Mataram (ANTARA) - Perajin tenun di kampung adat Suku Sasak, Desa Sade, Rembitan, Lombok Tengah, Nusa Tenggara Barat, mengeluhkan minimnya wisatawan nusantara maupun mancanagara pasca gempa bumi pada pertengahan 2018 yang berwisata ke daerah tersebut.
Sehingga berpengaruh pada minimnya pembeli kain tenun khas Suku Sasak itu.
"Sejak gempa pada 29 Juni 2018, jumlah pembeli kain tenun dan pengunjung ke kampung adat menurun terus," kata Ina Fanu, warga kampung adat Desa Sade kepada Antara, Sabtu.
Dikatakan, sebelum terjadi gempa kain yang dibuat dengan alat tenun tradisional itu, bisa terjual antara lima sampai enam kain per hari.

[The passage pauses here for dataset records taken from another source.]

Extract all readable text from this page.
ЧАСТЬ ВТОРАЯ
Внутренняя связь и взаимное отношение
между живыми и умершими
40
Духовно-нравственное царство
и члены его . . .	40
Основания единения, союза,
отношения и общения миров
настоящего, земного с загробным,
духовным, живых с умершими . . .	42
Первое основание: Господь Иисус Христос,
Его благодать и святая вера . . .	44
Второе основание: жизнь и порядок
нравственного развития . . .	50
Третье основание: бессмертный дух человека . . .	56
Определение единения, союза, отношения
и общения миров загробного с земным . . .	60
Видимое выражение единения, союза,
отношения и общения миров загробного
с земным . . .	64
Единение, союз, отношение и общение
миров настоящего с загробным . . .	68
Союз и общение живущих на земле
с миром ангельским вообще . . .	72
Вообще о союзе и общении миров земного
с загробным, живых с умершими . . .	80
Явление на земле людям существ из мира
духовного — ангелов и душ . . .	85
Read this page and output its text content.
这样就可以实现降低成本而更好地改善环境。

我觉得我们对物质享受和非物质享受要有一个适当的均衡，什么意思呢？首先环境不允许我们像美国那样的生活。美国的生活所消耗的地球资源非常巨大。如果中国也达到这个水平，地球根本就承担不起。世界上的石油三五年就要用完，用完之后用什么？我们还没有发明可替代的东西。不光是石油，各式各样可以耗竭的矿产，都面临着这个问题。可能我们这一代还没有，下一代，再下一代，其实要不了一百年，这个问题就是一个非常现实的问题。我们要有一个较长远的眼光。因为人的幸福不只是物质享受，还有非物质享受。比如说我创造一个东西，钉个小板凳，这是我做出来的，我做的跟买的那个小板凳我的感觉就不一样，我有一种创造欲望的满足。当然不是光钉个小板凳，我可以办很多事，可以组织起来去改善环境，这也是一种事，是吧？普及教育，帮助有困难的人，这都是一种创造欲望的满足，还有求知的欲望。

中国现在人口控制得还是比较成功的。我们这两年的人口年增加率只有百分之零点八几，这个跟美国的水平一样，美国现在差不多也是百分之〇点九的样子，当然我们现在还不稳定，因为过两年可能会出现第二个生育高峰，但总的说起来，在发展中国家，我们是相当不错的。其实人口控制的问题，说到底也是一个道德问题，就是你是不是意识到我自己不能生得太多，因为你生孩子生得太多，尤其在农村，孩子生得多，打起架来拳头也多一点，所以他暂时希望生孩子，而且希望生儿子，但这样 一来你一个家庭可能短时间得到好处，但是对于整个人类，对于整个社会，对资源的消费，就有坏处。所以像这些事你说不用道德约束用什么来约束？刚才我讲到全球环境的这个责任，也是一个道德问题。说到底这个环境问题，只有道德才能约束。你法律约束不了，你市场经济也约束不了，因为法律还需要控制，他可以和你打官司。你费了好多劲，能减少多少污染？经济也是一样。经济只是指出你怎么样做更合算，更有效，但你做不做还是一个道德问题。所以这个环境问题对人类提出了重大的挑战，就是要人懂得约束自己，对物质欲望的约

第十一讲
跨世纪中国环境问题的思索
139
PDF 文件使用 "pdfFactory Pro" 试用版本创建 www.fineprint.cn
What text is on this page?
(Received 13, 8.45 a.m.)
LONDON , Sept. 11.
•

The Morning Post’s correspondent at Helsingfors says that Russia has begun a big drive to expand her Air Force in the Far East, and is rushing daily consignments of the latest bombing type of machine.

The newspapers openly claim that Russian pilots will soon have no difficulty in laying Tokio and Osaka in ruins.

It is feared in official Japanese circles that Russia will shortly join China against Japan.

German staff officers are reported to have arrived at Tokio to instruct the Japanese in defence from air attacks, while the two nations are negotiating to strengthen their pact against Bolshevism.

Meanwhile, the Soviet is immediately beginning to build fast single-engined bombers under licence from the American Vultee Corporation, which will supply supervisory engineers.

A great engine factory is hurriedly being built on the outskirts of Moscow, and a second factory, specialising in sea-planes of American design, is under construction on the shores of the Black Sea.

Saat ini, antara satu sampai tiga kain. "Bahkan pernah sama sekali tidak ada yang beli," kata Ama Fanu (21), warga lainnya yang juga berprofesi sebagai pramuwisata yang berkunjung ke Kampung Sade.
Ia menyebutkan kain yang dijual di setiap rumah itu bukan milik individu atau satu kepala keluarga (KK) saja. Namun milik beberapa KK yang masih sanak saudara persis koperasi. "Jadi, kami paling dapatnya antara Rp80 ribu sampai Rp100 ribu per KK. Kalaupun itu ada yang beli kain," katanya.
Karena itu, ia mengharapkan pemerintah untuk turun tangan dan terus mempromosikan desa wisata yang memproduksi kain tenun khas Sasak itu.
Satu-satunya jalan adalah pemerintah mempromosikan ke wisatawan, bahwa berkunjung ke Lombok itu aman, katanya.
Harga tawar kain tenun khas Sasak itu bervariasi untuk kualitas satu dengan ketebalan 15 lapis Rp1 juta, kualitas dua tebalnya tujuh lapis Rp400 ribu, dan kualitas tiga dengan tebalnya tiga lapis Rp300 ribu.
Kampung Sade ini memiliki keunikan tersendiri dimana mereka masih mempertahankan adat Suku Sasak, seperti rumahnya beratapkan ijuk dan kuda-kuda atapnya menggunakan bambu sama sekali tidak memakunya. Kemudian dinding rumah dari anyaman bambu serta beralaskan tanah.
Jumlah rumah di kampung Sade itu sebanyak 150 KK, dan saat ini daerah tersebut dikenal dengan kampung wisata.